С утра он ничего не ел, но — странная вещь — есть не хотелось. Наверное, все–таки перекурился. Или понервничал? Голова болела, в висках сильнее, чем всегда, пульсировала кровь. Войдя в свой домик, он нашел там пахучую прохладу и мечтательную тишину. Иван Егорович даже прислушался, словно проверяя, настолько ли здесь тихо и мечтательно, как он любил. Было именно так. Удивительно! Тысячу раз приедешь и тысячу раз удивишься этой прохладе и тишине.

Действует, как лучшее лекарство… Кажется, еще так недавно он презирал все эти тихие уголки и сама тишина не вызывала в нем ничего, кроме зевоты. Теперь же он сидит в одиночестве на порожке своего дома и радуется тишине, прохладе, запаху сосновых досок.

Фамилия у него русская, редкая, связанная с лесной природой — Проталин. Иван Проталин.

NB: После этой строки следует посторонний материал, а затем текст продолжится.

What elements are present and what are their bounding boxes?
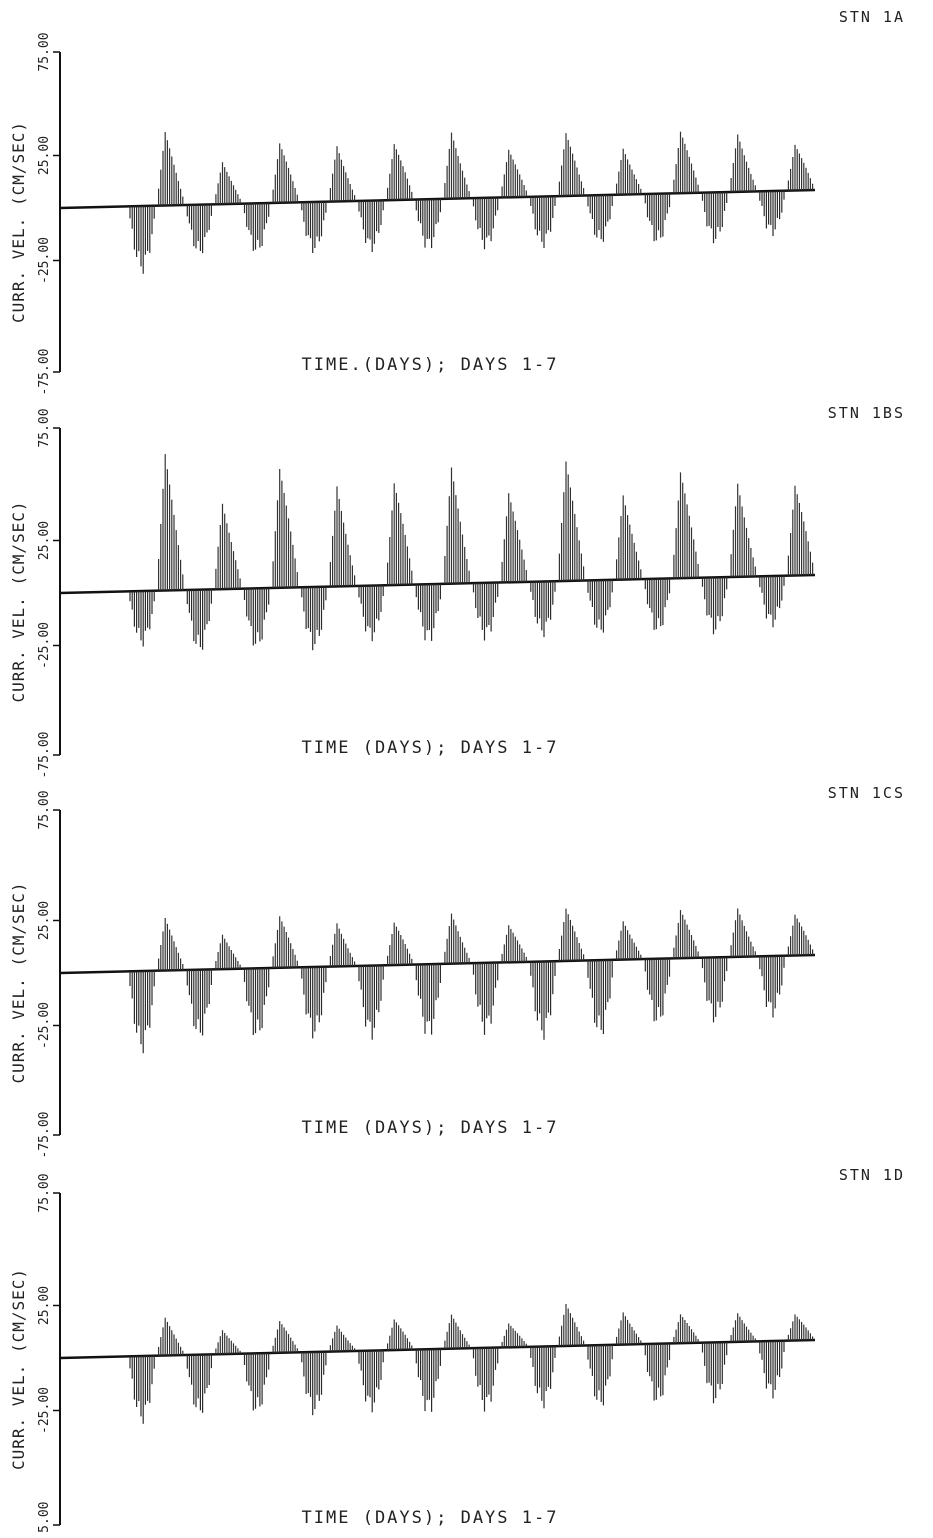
y-tick-label: -25.00 [37,1387,52,1434]
y-axis-label: CURR. VEL. (CM/SEC) [9,1268,28,1470]
y-tick-label: 25.00 [37,901,52,940]
chart-panel-4: STN 1D 75.00 25.00 -25.00 -75.00 CURR. VEL. (… [9,1166,905,1538]
y-tick-label: 75.00 [37,1173,52,1212]
x-axis-label: TIME (DAYS); DAYS 1-7 [302,1508,559,1528]
x-axis-label: TIME.(DAYS); DAYS 1-7 [302,355,559,375]
station-label: STN 1D [839,1166,905,1184]
y-tick-label: 75.00 [37,790,52,829]
chart-panel-3: STN 1CS 75.00 25.00 -25.00 -75.00 CURR. VEL. … [9,784,905,1159]
y-axis-label: CURR. VEL. (CM/SEC) [9,500,28,702]
y-axis-label: CURR. VEL. (CM/SEC) [9,881,28,1083]
y-tick-label: -75.00 [37,1502,52,1533]
y-tick-label: -25.00 [37,1002,52,1049]
y-tick-label: -75.00 [37,732,52,779]
zero-line [59,1338,816,1360]
zero-line [59,188,816,210]
station-label: STN 1CS [828,784,905,802]
chart-panel-1: STN 1A 75.00 25.00 -25.00 -75.00 CURR. VEL. (… [9,8,905,396]
y-tick-label: -25.00 [37,622,52,669]
y-tick-label: 25.00 [37,1286,52,1325]
y-tick-label: -75.00 [37,1112,52,1159]
x-axis-label: TIME (DAYS); DAYS 1-7 [302,738,559,758]
x-axis-label: TIME (DAYS); DAYS 1-7 [302,1118,559,1138]
y-tick-label: 25.00 [37,521,52,560]
y-tick-label: 75.00 [37,408,52,447]
y-axis-label: CURR. VEL. (CM/SEC) [9,121,28,323]
y-tick-label: 25.00 [37,136,52,175]
y-tick-label: -25.00 [37,237,52,284]
station-label: STN 1A [839,8,905,26]
chart-panel-2: STN 1BS 75.00 25.00 -25.00 -75.00 CURR. VEL. … [9,404,905,779]
station-label: STN 1BS [828,404,905,422]
y-tick-label: 75.00 [37,32,52,71]
y-tick-label: -75.00 [37,349,52,396]
zero-line [59,573,816,595]
zero-line [59,953,816,975]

…Ивану только–только исполнилось двадцать… Он комиссарит над сотней бандитов. Жуткая история получится, если написать хорошую книгу. В нынешнем положении можно бы написать, да поздно учиться. «Какой я писатель!» Бандиты были веселые, сказочные. Махновщина. Отбились от своего хромоногого «батька», перешли на сторону Советов и вдруг тайно решили красного комиссара–москаля показнить, а труп его доставить в махновский штаб в знак своей верности махновщине. Интересно вспоминать. Пиши страницу за страницей, как юный тот комиссар рассказывал бандитам детские сказки о чертях, кащеях и ведьмах, незаметно подмешивая в них революционную агитацию… Может, это уже устарело и никому теперь не нужно? А сам он — мирный старик, сидящий на пороге своей дачи. Может, комиссар Иван Проталин сказал бы этому старику, что он собственник и буржуй… Если бы этот старик попал под горячую руку тому юному комиссару, кто знает, что могло бы случиться.

Иван Егорович курил и курил, как бы наверстывая упущенное за всю жизнь и не замечая, что во рту деревенело. Хорошо было мечтать. Его смешил нынешний мирный старик и забавлял юный комиссар Ваня. Урезонивая бандитов, комиссар Ваня думал не о себе — о революции. Потом сорок лет подряд он, как умел, неизменно делал все то же дело. Он занимал и грозные посты, созданные диктатурой пролетариата, и малые должности, одинаково ревностно и безотказно служа своему народу. Чего только революция не требовала от людей его поколения. Теперешние кинозвезды, конечно, и не догадываются, что некий Иван Проталин был в числе тех, кто начинал когда–то советское кино. А в наши дни перед пенсией Иван Егорович вел партийную работу в медицинской среде, как раз на том участке, где работала Нина Петровна. А до этого многие годы вращался в мире московских текстильщиков, который хорошо знал по дням ранней молодости. Так и шло сорок лет подряд, и ничего выдающегося тут не было, потому что революция подвела к таким жизненным подвигам великое множество Иванов Егоровичей.